3

I have the following class structure:

export abstract class PersonBase {
    public toJSON(): string {
        let obj = Object.assign(this);
        let keys = Object.keys(this.constructor.prototype);
        obj.toJSON = undefined;
        return JSON.stringify(obj, keys);
    }
}

export class Person extends PersonBase {

    private readonly _firstName: string;
    private readonly _lastName: string;

    public constructor(firstName: string, lastName: string) {
        this._firstName = firstName;
        this._lastName = lastName;
    }

    public get first_name(): string {
        return this._firstName;
    }

    public get last_name(): string {
        return this._lastName;
    }
}

export class DetailPerson extends Person {

    private _address: string;

    public constructor(firstName: string, lastName: string) {
        super(firstName, lastName);
    }

    public get address(): string {
        return this._address;
    }
     
    public set address(addy: string) {
        this._address = addy;
    }
}

I am trying to get toJSON to output all the getters (excluding private properties) from the full object hierarchy.
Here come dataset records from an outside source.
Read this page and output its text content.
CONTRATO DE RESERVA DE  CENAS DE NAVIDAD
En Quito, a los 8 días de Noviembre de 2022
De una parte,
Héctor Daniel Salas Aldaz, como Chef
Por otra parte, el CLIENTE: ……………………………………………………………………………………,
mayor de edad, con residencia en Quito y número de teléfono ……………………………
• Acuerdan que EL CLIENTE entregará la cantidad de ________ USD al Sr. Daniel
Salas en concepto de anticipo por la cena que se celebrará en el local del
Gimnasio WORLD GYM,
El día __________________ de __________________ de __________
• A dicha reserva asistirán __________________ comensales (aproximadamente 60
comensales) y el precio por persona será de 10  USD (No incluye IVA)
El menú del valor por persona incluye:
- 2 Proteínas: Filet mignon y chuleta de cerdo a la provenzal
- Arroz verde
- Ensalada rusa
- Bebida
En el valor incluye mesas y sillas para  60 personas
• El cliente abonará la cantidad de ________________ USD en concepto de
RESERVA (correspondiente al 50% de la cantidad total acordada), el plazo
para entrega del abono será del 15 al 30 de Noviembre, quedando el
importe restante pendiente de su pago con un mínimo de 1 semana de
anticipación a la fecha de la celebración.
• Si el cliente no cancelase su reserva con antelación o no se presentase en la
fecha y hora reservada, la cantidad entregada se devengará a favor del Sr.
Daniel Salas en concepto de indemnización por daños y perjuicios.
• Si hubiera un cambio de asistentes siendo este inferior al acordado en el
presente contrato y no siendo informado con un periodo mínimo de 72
So if I have a DetailPerson instance and I call the toJSON method, I want to see the following output:

{
   "address": "Some Address",
   "first_name": "My first name",
   "last_name": "My last name"
}

I used one of the solutions from this Q&A but it doesn't solve my particular use case - I am not getting all the getters in the output.

What do I need to change here to get the result I am looking for?

5
  • Have you defined the method toJsonString on both the Person and DetailPerson classes, as shown in the post you linked? I don't see them defined in the code you posted. Commented Jun 1, 2017 at 19:21
  • Please provide a minimal reproducible example showing the exact issue you are trying to solve. Commented Jun 1, 2017 at 19:27
  • Amendments made. Commented Jun 1, 2017 at 20:03
  • @Daz Maybe you'd like to edit this question again? As far as I can tell, the toJSON method added to PersonBase doesn't return the getters from DetailPerson. Also, the previous phrasing of the question made it more clear that you want to omit "private" properties (i.e. you only want getters). Commented Jun 2, 2017 at 4:06
  • Additional edits made. Commented Jun 2, 2017 at 18:39

1 Answer 1

5

The link you provided uses Object.keys which leaves out properties on the prototype.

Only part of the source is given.